Tangerang, HALO BANTEN – Pandemi COVID-19 dan perang antara Rusia dan Ukraina telah mengakibatkan terjadinya krisis global, mulai dari pangan, energi, hingga finansial. Presiden RI Joko Widodo (Jokowi) mendorong para pendiri perusahaan rintisan atau startup untuk menangkap peluang di tengah krisis global tersebut melalui pemanfaatan teknologi.
“Urusan masalah krisis pangan, urusan pangan ke depan ini akan menjadi persoalan besar yang harus dipecahkan oleh teknologi. Itu adalah kesempatan, itu adalah peluang, itu adalah opportunity,” ujar Presiden Jokowi saat membuka BUMN Startup Day, di ICE BSD City, Kabupaten Tangerang, Banten, Senin (26/09/2022).
Presiden Jokowi menambahkan, saat ini porsi ekonomi digital di sektor agrikultura baru sebesar 4 persen, masih di bawah sektor fintech yang sebesar 23 persen dan retail sebesar 14 persen.

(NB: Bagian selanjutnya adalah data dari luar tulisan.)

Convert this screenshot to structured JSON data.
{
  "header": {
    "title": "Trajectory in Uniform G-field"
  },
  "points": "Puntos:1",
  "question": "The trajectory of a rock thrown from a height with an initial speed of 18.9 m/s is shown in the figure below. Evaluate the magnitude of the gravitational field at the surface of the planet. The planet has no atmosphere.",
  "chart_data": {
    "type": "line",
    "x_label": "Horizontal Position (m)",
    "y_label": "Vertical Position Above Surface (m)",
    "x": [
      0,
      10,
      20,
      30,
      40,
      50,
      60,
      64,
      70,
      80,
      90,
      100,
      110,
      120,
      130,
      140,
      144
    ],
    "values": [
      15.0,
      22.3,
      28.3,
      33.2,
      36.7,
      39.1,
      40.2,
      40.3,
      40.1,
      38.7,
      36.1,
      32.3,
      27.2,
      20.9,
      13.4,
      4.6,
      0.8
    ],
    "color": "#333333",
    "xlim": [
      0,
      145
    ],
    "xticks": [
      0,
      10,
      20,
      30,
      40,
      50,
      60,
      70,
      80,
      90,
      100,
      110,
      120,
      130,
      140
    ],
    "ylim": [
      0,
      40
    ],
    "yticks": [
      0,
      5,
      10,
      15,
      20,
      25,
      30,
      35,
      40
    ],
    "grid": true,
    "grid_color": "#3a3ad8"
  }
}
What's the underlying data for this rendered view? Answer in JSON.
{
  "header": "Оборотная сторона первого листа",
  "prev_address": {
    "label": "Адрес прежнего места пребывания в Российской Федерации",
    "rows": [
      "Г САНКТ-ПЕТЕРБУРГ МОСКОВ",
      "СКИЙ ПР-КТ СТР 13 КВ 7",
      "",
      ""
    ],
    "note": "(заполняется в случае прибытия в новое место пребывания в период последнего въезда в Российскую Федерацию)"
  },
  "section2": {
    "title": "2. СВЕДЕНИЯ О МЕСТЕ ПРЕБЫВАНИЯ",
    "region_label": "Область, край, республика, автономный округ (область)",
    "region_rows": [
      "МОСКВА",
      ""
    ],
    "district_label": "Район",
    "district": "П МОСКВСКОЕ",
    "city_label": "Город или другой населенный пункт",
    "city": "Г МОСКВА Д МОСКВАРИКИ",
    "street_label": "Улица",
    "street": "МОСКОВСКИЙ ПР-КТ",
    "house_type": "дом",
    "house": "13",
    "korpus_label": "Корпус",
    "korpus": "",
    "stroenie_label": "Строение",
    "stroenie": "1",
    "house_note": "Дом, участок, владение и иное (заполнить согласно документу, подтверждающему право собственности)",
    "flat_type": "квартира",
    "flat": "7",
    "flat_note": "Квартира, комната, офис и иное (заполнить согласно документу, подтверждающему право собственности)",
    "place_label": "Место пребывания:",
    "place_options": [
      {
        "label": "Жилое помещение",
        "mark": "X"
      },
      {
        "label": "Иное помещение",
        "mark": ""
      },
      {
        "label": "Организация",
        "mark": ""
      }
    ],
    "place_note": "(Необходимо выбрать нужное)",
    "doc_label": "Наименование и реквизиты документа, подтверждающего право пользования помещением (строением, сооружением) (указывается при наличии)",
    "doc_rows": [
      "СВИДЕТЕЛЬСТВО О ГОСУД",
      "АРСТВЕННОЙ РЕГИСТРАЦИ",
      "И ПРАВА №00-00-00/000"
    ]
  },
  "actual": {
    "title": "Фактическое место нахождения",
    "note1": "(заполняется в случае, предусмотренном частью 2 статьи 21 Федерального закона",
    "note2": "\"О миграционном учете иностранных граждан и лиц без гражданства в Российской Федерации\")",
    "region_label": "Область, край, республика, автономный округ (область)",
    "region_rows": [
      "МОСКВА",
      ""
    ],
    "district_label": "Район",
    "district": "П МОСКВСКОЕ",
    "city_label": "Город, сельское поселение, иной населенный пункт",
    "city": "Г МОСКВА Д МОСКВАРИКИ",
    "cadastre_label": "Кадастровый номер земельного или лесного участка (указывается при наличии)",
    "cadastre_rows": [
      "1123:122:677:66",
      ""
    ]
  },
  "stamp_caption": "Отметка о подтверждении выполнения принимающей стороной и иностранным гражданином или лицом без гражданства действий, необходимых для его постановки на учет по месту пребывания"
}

“Hati-hati, ini ada kesempatan besar di situ. Karena di dalam urusan pangan itu ada yang namanya urusan produksi, urusan distribusi, urusan pasar. Di sini ada peluangnya semuanya, urusan distribusi ada, urusan produksinya ada, urusan pasarnya ada, peluang semuanya,” imbuh Jokowi.
Jokowi menyampaikan, terdapat beragam komoditas yang dapat dikembangkan di sektor pangan. Selain itu, target konsumennya yang dapat disasar juga beragam, mulai dari petani hingga ibu rumah tangga.
“Pangan tidak hanya beras, hati-hati, ada sorgum, ada porang, ada cassava, ada sagu, dan lain-lainnya. Sehingga ini menjadi sebuah peluang besar dan target konsumen dari petani di ladang, dari nelayan di lautan, sampai masuk melompat ke dapurnya ibu-ibu rumah tangga. Peluangnya sangat besar sekali,” jelas Jokowi.